MES systems work by capturing data from manufacturing equipment and the individuals involved in the various steps of making a product. These applications are generally oriented to larger enterprises. But 98.6% of manufacturers in the U.S. have fewer than 500 employees and these companies produce over $3 trillion of goods each year. Pico’s software is priced, configured and optimized to meet the needs of these smaller manufacturers.
The company has developed an interactive software platform that helps smaller factories reduce mistakes, increase output and collect more data to build digital twins of their manufacturing processes. Pico’s no-code device library and internet of things (IoT) network to make it easier to connect machines to a consolidated monitoring system. It also makes it easier to publish operating instructions for guiding operators through specific manufacturing steps.
Keeping factories moving
Pico CEO and cofounder Ryan Kuhlenbeck spent the first part of his career with GM and Tesla fighting issues with their suppliers to keep the larger factories moving.
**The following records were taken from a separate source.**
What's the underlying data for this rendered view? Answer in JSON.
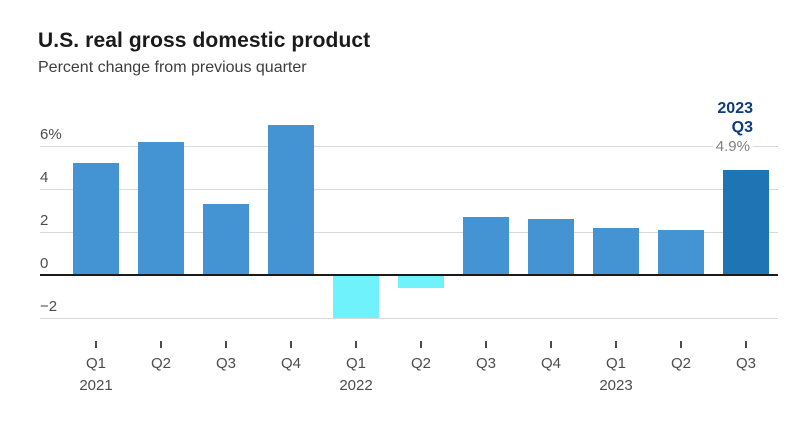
{
  "header": {
    "title": "U.S. real gross domestic product",
    "subtitle": "Percent change from previous quarter"
  },
  "chart_data": {
    "type": "bar",
    "title": "U.S. real gross domestic product",
    "subtitle": "Percent change from previous quarter",
    "categories": [
      "Q1",
      "Q2",
      "Q3",
      "Q4",
      "Q1",
      "Q2",
      "Q3",
      "Q4",
      "Q1",
      "Q2",
      "Q3"
    ],
    "year_labels": [
      {
        "index": 0,
        "label": "2021"
      },
      {
        "index": 4,
        "label": "2022"
      },
      {
        "index": 8,
        "label": "2023"
      }
    ],
    "values": [
      5.2,
      6.2,
      3.3,
      7.0,
      -2.0,
      -0.6,
      2.7,
      2.6,
      2.2,
      2.1,
      4.9
    ],
    "highlight_index": 10,
    "y_ticks": [
      {
        "value": 6,
        "label": "6%"
      },
      {
        "value": 4,
        "label": "4"
      },
      {
        "value": 2,
        "label": "2"
      },
      {
        "value": 0,
        "label": "0"
      },
      {
        "value": -2,
        "label": "−2"
      }
    ],
    "ylim": [
      -2.8,
      7.6
    ],
    "grid": true,
    "legend": false,
    "xlabel": "",
    "ylabel": "",
    "annotation": {
      "line1": "2023",
      "line2": "Q3",
      "value": "4.9%"
    },
    "colors": {
      "positive_bar": "#4494d4",
      "negative_bar": "#6ff2fc",
      "highlight_bar": "#1f74b4",
      "gridline": "#d9d9d9",
      "zero_line": "#1a1a1a",
      "annotation_text": "#0d3b7c",
      "annotation_value": "#808080"
    }
  }
}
“It was clear these smaller factories had very limited access to the tools and techniques used by large companies and this had to change in order to allow US manufacturing to be successful into the future,” Kuhlenbeck said.
Kuhlenbeck later met the company’s other cofounders Geoff Bucks, and Zac Nelson. Together, the three launched Pico in 2019 to help address some of the challenges they had previously encountered working at small manufacturers.
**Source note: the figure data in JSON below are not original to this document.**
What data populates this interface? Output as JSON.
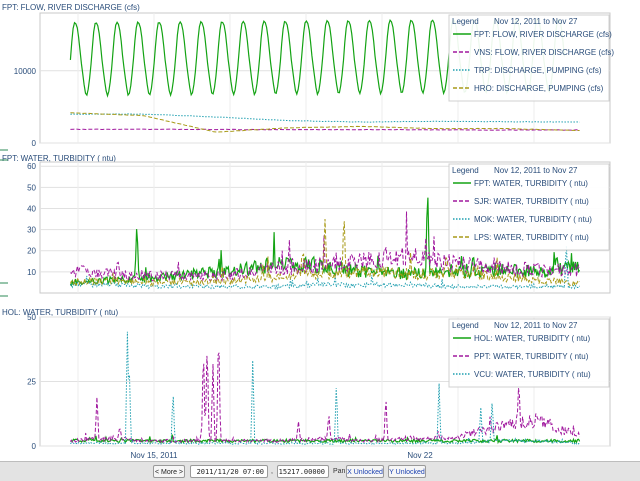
{
  "chart_data": [
    {
      "type": "line",
      "title": "FPT: FLOW, RIVER DISCHARGE (cfs)",
      "ylim": [
        0,
        18000
      ],
      "yticks": [
        0,
        10000
      ],
      "x_range": [
        "2011-11-12",
        "2011-11-27"
      ],
      "legend": {
        "title": "Legend",
        "period": "Nov 12, 2011 to Nov 27",
        "position": "top-right"
      },
      "series": [
        {
          "name": "FPT: FLOW, RIVER DISCHARGE (cfs)",
          "color": "#13a313",
          "style": "solid",
          "note_profile": "tidal oscillation",
          "mean": 11500,
          "amplitude": 5000,
          "cycles": 23.5,
          "trend": 500,
          "start_day": 0.8,
          "end_day": 13.8
        },
        {
          "name": "VNS: FLOW, RIVER DISCHARGE (cfs)",
          "color": "#a0189e",
          "style": "dashed",
          "profile": "flat",
          "values": [
            1900,
            1900,
            1850,
            1850,
            1800,
            1800
          ]
        },
        {
          "name": "TRP: DISCHARGE, PUMPING (cfs)",
          "color": "#1f9fb0",
          "style": "dotted",
          "profile": "steps",
          "values": [
            4000,
            4000,
            3600,
            3100,
            2900,
            3000,
            2950,
            2900
          ]
        },
        {
          "name": "HRO: DISCHARGE, PUMPING (cfs)",
          "color": "#a89a18",
          "style": "dashed",
          "profile": "steps",
          "values": [
            4200,
            3800,
            1500,
            2100,
            2300,
            2000,
            2000,
            1700
          ]
        }
      ]
    },
    {
      "type": "line",
      "title": "FPT: WATER, TURBIDITY ( ntu)",
      "ylim": [
        0,
        62
      ],
      "yticks": [
        10,
        20,
        30,
        40,
        50,
        60
      ],
      "x_range": [
        "2011-11-12",
        "2011-11-27"
      ],
      "legend": {
        "title": "Legend",
        "period": "Nov 12, 2011 to Nov 27",
        "position": "top-right"
      },
      "series": [
        {
          "name": "FPT: WATER, TURBIDITY ( ntu)",
          "color": "#13a313",
          "style": "solid",
          "base": [
            5,
            6,
            7,
            9,
            11,
            14,
            12,
            10,
            9,
            10,
            11,
            10,
            12
          ],
          "spikes": [
            [
              2.55,
              35
            ],
            [
              7.2,
              18
            ],
            [
              10.2,
              51
            ],
            [
              11.4,
              18
            ],
            [
              13.6,
              18
            ]
          ]
        },
        {
          "name": "SJR: WATER, TURBIDITY ( ntu)",
          "color": "#a0189e",
          "style": "dashed",
          "base": [
            11,
            9,
            8,
            8,
            9,
            12,
            13,
            15,
            17,
            14,
            12,
            11,
            11
          ],
          "spikes": [
            [
              9.1,
              22
            ],
            [
              10.9,
              16
            ]
          ]
        },
        {
          "name": "MOK: WATER, TURBIDITY ( ntu)",
          "color": "#1f9fb0",
          "style": "dotted",
          "base": [
            4,
            4,
            3,
            3,
            3,
            3,
            4,
            4,
            4,
            3,
            3,
            3,
            3
          ],
          "spikes": [
            [
              13.85,
              23
            ]
          ]
        },
        {
          "name": "LPS: WATER, TURBIDITY ( ntu)",
          "color": "#a89a18",
          "style": "dashed",
          "base": [
            5,
            6,
            5,
            5,
            6,
            8,
            9,
            10,
            9,
            9,
            8,
            6,
            5
          ],
          "spikes": [
            [
              6.9,
              20
            ],
            [
              7.5,
              35
            ],
            [
              8.0,
              39
            ],
            [
              10.7,
              19
            ]
          ]
        }
      ]
    },
    {
      "type": "line",
      "title": "HOL: WATER, TURBIDITY ( ntu)",
      "ylim": [
        0,
        50
      ],
      "yticks": [
        0,
        25,
        50
      ],
      "x_range": [
        "2011-11-12",
        "2011-11-27"
      ],
      "xticks": [
        {
          "label": "Nov 15, 2011",
          "day": 3.0
        },
        {
          "label": "Nov 22",
          "day": 10.0
        }
      ],
      "legend": {
        "title": "Legend",
        "period": "Nov 12, 2011 to Nov 27",
        "position": "top-right"
      },
      "series": [
        {
          "name": "HOL: WATER, TURBIDITY ( ntu)",
          "color": "#13a313",
          "style": "solid",
          "base": [
            2,
            2,
            2,
            2,
            2,
            2,
            2,
            2,
            2,
            2,
            2,
            2,
            2
          ],
          "spikes": []
        },
        {
          "name": "PPT: WATER, TURBIDITY ( ntu)",
          "color": "#a0189e",
          "style": "dashed",
          "base": [
            2,
            3,
            2,
            2,
            2,
            2,
            3,
            2,
            3,
            3,
            7,
            10,
            4
          ],
          "spikes": [
            [
              1.5,
              20
            ],
            [
              2.1,
              8
            ],
            [
              4.3,
              40
            ],
            [
              4.4,
              42
            ],
            [
              4.55,
              33
            ],
            [
              4.7,
              48
            ],
            [
              6.8,
              10
            ],
            [
              7.6,
              13
            ],
            [
              9.1,
              20
            ],
            [
              12.6,
              25
            ]
          ]
        },
        {
          "name": "VCU: WATER, TURBIDITY ( ntu)",
          "color": "#1f9fb0",
          "style": "dotted",
          "base": [
            1,
            1,
            1,
            1,
            1,
            1,
            1,
            1,
            1,
            1,
            2,
            2,
            1
          ],
          "spikes": [
            [
              2.3,
              45
            ],
            [
              2.35,
              30
            ],
            [
              3.5,
              22
            ],
            [
              5.6,
              35
            ],
            [
              7.8,
              25
            ],
            [
              10.5,
              25
            ],
            [
              11.6,
              15
            ],
            [
              11.9,
              18
            ]
          ]
        }
      ]
    }
  ],
  "toolbar": {
    "more_label": "< More >",
    "datetime_value": "2011/11/20 07:00",
    "comma": ",",
    "number_value": "15217.00000",
    "pan_label": "Pan",
    "x_label": "X Unlocked",
    "y_label": "Y Unlocked"
  }
}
“The early Pico team all come from small manufacturing towns, where the ability to have successful midsize factories directly impacts the lives of our friends and family. It is personal for us,” Kuhlenbeck said,
From paper to digital twins
At the moment, small manufacturers tend to keep paper records and use Excel spreadsheets to track manufacturing progress. Kuhlenbeck claims that about 90% of small and midsize factories lack an MES.
“Legacy systems were designed for the complexities of the large manufacturers, making them expensive, difficult to use and requiring specialized support personnel,” he said.
Pico makes it easier for these smaller firms to get started in as little as a day. A pre-built library of tools and machine integrations reduces the need for software engineers to set up the system. Pico also provides low-cost IoT hardware for connecting devices into the factory that is dramatically less expensive than the programmable logic controllers (PLCs) and industrial PCs used in traditional MES apps.
The system also comes with an error-proofing capability that can automatically stop a tool when an error is detected, so the operator can fix it. This is often an expensive add-on for other MES apps.
Pico also helps integrate all documentation and workflows into a digital twin of what is supposed to happen and records what actually happens at each production step. The data is transformed into actionable feedback to supervisors and engineers on exactly where to target continuous improvement activities.
A growing market
Markets and Markets predicts the MES market could grow from $11.5 billion in 2021 to $17.1 billion by 2026. Leading MES vendors include companies like ABB, Aveva, Dassault Systèmes, Honeywell, Rockwell, SAP, GE and Oracle.
Congruent Ventures led the round along with Union Labs, previous investors, Lemnos Labs and SE Ventures, the venture investing arm of Schneider Electric. Pico has raised a total of $8 million total, including the $6.75 in seed funding.
The money will scale the sales and marketing teams and further expand the feature set within Pico MES, including their automated business intelligence platform and scope 3 emissions tracking suite.
Down the road, Kuhlenbeck said they are working to support future technology like AR/VR and advanced robotics as these become more practical for small and midsize factories.